Spanish artist Rosalía took the Latin Grammys by storm Thursday night as the award show celebrated its 20th anniversary.
Her second studio album, "El Mal Querer," took home all the awards it was nominated for, including Best Album Of The Year, one of the top awards of the night, and Contemporary Pop Album Of The Year.
"We did this album sitting on the floor, with two computers, a keyboard and a microphone. I swear to God. And then, we worked on it for a year and a half. That was it," said Rosalía in Spanish at the Latin Grammy stage in Las Vegas. "Winning a Grammy is the best thing that can ever happen."
Between her wins and her medley performance of "Con Altura" and "A Palé," Rosalía proved once again that she embodies the perfect marriage between the past and the present, organically blending both traditional sounds like flamenco and classical music with mainstream sounds such as pop, reggaeton and trap.
"I have no prejudices or think that one music is better than another. Flamenco is my great passion, but I also love to experiment in the studio, explore with the sounds, so it is natural and organic for me to experiment. And of course, urban music is part of my references as well as classical music, other kinds of music from my country and even Jamaican music," Rosalía told NBC News in April.
Just like Rosalía, the Latin Grammys were a celebration of the Latin music industry's evolution.
The show opened with tropical music veterans Olga Tañón and Milly Quezada and Brazilian pop star Anitta performing late singer Celia Cruz's iconic hit "La Vida Es Un Carnaval." The song quickly turned into a medley paying tribute to Latin music legends Juan Gabriel, Joan Sebastian and Gustavo Cerati.

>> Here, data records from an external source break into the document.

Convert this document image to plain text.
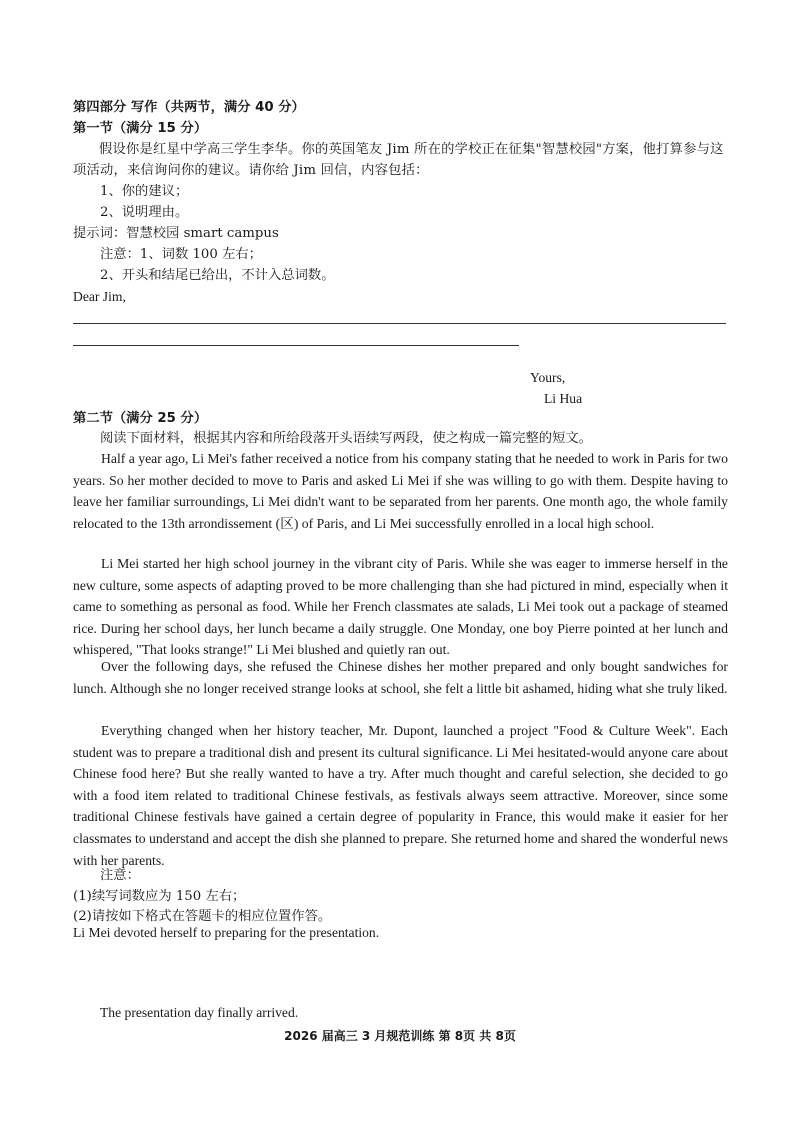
第四部分 写作（共两节，满分 40 分）
第一节（满分 15 分）
假设你是红星中学高三学生李华。你的英国笔友 Jim 所在的学校正在征集"智慧校园"方案，他打算参与这项活动，来信询问你的建议。请你给 Jim 回信，内容包括：
1、你的建议；
2、说明理由。
提示词：智慧校园 smart campus
注意：1、词数 100 左右；
2、开头和结尾已给出，不计入总词数。
Dear Jim,
Yours,
Li Hua
第二节（满分 25 分）
阅读下面材料，根据其内容和所给段落开头语续写两段，使之构成一篇完整的短文。

Half a year ago, Li Mei's father received a notice from his company stating that he needed to work in Paris for two years. So her mother decided to move to Paris and asked Li Mei if she was willing to go with them. Despite having to leave her familiar surroundings, Li Mei didn't want to be separated from her parents. One month ago, the whole family relocated to the 13th arrondissement (区) of Paris, and Li Mei successfully enrolled in a local high school.

Li Mei started her high school journey in the vibrant city of Paris. While she was eager to immerse herself in the new culture, some aspects of adapting proved to be more challenging than she had pictured in mind, especially when it came to something as personal as food. While her French classmates ate salads, Li Mei took out a package of steamed rice. During her school days, her lunch became a daily struggle. One Monday, one boy Pierre pointed at her lunch and whispered, "That looks strange!" Li Mei blushed and quietly ran out.

Over the following days, she refused the Chinese dishes her mother prepared and only bought sandwiches for lunch. Although she no longer received strange looks at school, she felt a little bit ashamed, hiding what she truly liked.

Everything changed when her history teacher, Mr. Dupont, launched a project "Food & Culture Week". Each student was to prepare a traditional dish and present its cultural significance. Li Mei hesitated-would anyone care about Chinese food here? But she really wanted to have a try. After much thought and careful selection, she decided to go with a food item related to traditional Chinese festivals, as festivals always seem attractive. Moreover, since some traditional Chinese festivals have gained a certain degree of popularity in France, this would make it easier for her classmates to understand and accept the dish she planned to prepare. She returned home and shared the wonderful news with her parents.

注意：
(1)续写词数应为 150 左右；
(2)请按如下格式在答题卡的相应位置作答。
Li Mei devoted herself to preparing for the presentation.
The presentation day finally arrived.
2026 届高三 3 月规范训练 第 8页 共 8页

Mexican crooners Carlos Rivera, Reik and Leonel García sang Juan Gabriel’s “Querida.” Natalia Jiménez, Calibre 50 and Prince Royce performed “Secreto de Amor” from the late regional Mexican singer-songwriter Joan Sebastian. Rock stars Draco Rosa, Fito Páez, Beto Cuevas and Ricky Martin sang “Música Ligera,” honoring late Argentine star Gustavo Cerati.
One of the highly awaited moments of the night was when Mexican living legend Vicente "Chente" Fernández, also know as "The King of Ranchera Music," took the stage with his son Alejandro Fernández and grandson Alex Fernández. The three generations shared the stage together for the first time.
"To every audience member, who I feel are like my family, everyone on the radio who have made me the son of many cities I love so much, all over Central and South America, the United States, all of you will be in my heart until the day I die," said "Chente" after the performance.